Frequently Asked Questions
What's on the menu at Le Blokk?
The kitchen mixes Moroccan, Japanese and international cooking on one card. Documented dishes include beef fillet, fish fillets, Moroccan tagines, Atlantic lobster, sushi, a shrimp and calamari duo, Moroccan salads and ravioli, with desserts like parfait and a moelleux. Set menus reportedly start around 295 MAD per person, but exact dishes and spellings vary by source, so read the list as a general guide.
How do I book a table at Le Blokk?
Reserve online through Matably at app.matably.com/le-blokk, by phone on +212 674 33 43 34, or by WhatsApp on +212 665 70 20 36. They are active on Instagram at @leblokkmarrakech, which is an easy place to message a quick question. For a well-placed table near the show on a busy night, The Marrakech Society arranges seating for members.
How much does dinner at Le Blokk cost?
Set menus reportedly start around 295 MAD (roughly 25 euros) per person. With the show, drinks and something like the Atlantic lobster, plan more realistically on roughly 400 to 800 MAD or more per person. The 295 MAD floor is documented, but the higher total is our estimate, so confirm when you book.
Is there an entry fee at Le Blokk?
We found no entry fee or door charge listed, and entry appears to be free with a dinner reservation. We also found no stated table minimum. We could not confirm this against an official rate card, so treat it as approximate and check directly when you book.

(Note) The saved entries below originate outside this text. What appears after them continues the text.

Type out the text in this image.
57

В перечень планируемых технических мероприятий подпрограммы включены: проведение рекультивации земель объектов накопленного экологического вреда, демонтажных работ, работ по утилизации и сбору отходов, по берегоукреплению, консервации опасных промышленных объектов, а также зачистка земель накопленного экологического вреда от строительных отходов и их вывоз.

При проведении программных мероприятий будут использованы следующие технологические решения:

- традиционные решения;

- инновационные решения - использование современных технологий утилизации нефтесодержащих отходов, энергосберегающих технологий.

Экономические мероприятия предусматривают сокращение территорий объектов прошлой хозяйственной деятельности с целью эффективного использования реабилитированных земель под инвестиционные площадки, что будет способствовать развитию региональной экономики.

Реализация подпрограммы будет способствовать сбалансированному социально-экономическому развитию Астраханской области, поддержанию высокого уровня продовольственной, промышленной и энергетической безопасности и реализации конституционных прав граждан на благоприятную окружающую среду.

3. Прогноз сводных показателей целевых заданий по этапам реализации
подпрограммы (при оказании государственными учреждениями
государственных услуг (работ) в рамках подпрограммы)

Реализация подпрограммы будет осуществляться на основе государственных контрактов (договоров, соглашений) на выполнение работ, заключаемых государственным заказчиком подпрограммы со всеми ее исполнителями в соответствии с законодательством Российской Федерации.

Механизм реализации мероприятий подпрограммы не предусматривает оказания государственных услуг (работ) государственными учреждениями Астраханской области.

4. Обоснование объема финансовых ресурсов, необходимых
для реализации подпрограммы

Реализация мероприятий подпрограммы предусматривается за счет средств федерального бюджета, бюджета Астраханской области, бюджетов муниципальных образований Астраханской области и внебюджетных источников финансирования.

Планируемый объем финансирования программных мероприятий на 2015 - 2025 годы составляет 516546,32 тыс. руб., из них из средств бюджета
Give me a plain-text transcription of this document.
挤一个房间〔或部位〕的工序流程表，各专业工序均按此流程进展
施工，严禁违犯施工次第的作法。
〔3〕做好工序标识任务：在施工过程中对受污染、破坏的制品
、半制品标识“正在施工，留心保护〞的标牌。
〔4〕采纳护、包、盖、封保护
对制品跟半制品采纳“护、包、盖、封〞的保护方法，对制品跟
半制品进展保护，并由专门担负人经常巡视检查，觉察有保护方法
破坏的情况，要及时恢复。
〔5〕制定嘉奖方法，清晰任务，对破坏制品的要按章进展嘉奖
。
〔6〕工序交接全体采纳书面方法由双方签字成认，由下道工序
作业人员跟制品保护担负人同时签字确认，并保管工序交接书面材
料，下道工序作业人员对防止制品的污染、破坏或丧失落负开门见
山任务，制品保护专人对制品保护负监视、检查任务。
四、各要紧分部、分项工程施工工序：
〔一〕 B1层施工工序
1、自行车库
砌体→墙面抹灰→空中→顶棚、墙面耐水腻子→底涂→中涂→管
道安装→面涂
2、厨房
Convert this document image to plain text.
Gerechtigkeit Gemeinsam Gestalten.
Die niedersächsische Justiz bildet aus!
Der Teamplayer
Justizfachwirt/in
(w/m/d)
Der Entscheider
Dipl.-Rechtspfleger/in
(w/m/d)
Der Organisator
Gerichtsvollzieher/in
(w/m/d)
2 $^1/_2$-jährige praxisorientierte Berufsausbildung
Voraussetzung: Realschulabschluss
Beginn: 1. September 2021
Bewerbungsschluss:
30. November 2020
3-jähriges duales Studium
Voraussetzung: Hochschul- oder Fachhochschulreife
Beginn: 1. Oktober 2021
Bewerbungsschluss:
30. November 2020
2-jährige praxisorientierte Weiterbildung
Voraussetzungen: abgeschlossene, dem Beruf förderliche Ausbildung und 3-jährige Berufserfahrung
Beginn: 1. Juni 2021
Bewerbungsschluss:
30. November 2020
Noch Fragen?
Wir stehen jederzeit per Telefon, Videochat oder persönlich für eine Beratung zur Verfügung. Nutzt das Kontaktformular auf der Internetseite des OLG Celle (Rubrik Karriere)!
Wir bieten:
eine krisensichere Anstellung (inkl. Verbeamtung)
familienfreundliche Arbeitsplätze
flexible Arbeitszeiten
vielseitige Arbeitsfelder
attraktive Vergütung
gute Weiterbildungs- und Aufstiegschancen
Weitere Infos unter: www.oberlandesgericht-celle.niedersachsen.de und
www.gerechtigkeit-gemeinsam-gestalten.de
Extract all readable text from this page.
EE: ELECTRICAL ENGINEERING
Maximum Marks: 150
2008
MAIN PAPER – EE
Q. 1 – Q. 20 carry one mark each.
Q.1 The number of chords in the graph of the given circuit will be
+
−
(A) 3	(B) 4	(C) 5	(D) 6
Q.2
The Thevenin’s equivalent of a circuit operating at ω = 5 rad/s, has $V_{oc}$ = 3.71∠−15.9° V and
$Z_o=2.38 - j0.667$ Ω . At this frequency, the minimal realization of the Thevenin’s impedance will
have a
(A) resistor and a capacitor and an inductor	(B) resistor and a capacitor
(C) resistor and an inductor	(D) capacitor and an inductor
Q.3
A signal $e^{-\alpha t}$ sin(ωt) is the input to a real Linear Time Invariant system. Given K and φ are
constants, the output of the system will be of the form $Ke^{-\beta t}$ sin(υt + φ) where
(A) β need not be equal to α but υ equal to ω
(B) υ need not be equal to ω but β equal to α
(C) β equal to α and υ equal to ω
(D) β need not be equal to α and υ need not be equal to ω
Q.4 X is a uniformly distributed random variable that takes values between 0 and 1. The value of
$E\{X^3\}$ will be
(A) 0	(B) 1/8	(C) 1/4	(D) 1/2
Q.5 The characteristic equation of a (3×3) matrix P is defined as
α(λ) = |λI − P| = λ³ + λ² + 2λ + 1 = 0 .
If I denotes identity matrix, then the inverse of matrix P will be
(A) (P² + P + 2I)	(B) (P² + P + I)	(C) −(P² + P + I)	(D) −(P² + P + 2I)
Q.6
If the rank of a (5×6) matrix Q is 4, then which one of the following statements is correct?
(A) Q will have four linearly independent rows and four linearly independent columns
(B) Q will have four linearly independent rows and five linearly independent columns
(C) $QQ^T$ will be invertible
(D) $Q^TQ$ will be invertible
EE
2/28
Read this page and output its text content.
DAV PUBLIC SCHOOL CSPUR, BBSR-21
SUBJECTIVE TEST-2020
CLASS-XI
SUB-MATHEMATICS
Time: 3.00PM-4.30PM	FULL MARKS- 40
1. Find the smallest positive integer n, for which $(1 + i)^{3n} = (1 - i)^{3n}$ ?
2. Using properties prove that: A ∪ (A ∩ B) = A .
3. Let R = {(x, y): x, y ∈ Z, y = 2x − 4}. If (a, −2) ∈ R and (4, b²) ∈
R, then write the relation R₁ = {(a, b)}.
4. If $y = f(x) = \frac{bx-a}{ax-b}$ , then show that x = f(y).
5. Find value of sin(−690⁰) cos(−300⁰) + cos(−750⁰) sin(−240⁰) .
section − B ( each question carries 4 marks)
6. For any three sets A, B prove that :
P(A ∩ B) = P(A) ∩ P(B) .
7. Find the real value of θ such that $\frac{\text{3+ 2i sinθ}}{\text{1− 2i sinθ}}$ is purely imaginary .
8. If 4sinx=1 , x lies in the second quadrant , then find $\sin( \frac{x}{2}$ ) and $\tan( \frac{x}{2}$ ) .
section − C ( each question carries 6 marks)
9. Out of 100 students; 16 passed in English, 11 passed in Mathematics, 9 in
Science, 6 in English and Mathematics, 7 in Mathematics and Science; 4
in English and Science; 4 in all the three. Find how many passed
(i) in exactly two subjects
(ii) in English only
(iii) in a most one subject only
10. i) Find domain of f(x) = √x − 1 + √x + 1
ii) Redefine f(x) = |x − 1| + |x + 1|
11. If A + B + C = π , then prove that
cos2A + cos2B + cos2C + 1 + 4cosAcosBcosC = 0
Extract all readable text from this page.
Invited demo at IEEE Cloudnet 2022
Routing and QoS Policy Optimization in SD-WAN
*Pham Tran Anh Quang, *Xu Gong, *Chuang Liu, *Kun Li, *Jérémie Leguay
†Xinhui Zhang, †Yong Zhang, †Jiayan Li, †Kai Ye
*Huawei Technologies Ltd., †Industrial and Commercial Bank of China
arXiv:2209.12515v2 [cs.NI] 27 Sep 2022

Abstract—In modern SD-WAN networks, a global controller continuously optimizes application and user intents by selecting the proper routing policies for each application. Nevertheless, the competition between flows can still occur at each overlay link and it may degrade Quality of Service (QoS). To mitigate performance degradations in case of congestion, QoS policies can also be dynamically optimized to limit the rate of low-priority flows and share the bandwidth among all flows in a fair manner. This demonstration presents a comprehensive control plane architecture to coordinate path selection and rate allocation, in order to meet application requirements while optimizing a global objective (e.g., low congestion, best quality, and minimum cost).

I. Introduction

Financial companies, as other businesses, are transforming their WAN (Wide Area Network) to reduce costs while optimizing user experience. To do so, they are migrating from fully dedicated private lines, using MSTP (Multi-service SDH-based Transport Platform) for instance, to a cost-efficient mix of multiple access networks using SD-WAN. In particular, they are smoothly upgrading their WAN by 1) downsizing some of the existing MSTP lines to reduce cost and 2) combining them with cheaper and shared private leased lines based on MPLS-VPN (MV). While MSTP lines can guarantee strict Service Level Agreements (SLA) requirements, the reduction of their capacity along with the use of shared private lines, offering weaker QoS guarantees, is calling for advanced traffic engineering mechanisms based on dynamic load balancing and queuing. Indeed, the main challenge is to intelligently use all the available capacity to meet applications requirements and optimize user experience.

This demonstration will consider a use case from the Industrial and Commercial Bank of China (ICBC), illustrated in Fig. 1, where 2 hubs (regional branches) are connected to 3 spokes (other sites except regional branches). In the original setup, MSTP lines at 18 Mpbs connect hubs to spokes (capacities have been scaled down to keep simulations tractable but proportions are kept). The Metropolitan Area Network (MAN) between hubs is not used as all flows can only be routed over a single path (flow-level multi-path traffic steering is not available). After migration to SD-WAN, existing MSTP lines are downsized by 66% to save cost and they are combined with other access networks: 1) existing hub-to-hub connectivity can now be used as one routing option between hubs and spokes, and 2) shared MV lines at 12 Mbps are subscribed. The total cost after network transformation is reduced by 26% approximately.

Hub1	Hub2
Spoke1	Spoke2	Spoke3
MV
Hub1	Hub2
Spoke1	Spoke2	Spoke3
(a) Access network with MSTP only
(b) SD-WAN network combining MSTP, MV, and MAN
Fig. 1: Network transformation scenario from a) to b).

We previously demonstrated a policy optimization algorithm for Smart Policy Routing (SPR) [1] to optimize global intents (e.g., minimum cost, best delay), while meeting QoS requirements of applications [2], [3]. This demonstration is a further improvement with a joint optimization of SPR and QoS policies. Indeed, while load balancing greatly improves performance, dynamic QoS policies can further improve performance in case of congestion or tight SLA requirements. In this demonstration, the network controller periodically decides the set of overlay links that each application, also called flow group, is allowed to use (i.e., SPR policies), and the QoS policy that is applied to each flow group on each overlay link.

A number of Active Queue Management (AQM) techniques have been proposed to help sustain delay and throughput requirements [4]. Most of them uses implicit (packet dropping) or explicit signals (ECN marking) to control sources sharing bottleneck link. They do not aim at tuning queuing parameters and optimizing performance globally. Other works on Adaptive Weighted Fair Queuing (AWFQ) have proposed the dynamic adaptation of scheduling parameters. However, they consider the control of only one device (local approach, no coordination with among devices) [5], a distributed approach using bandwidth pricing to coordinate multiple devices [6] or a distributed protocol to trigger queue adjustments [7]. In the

What are Le Blokk's opening hours?
It runs Tuesday to Sunday, roughly 8:00 PM to 2:00 AM, and is closed on Mondays. The live show starts around 8:00 PM. Hours can shift for private events or low season, so confirm your date when you reserve.
What is the dress code at Le Blokk?
There is no published dress code, but the venue positions itself as chic and elegant, so smart-casual to dressy is the safe read. Leave shorts, sportswear and flip-flops at the hotel and you will fit the room. Treat this as our steer, not a stated rule.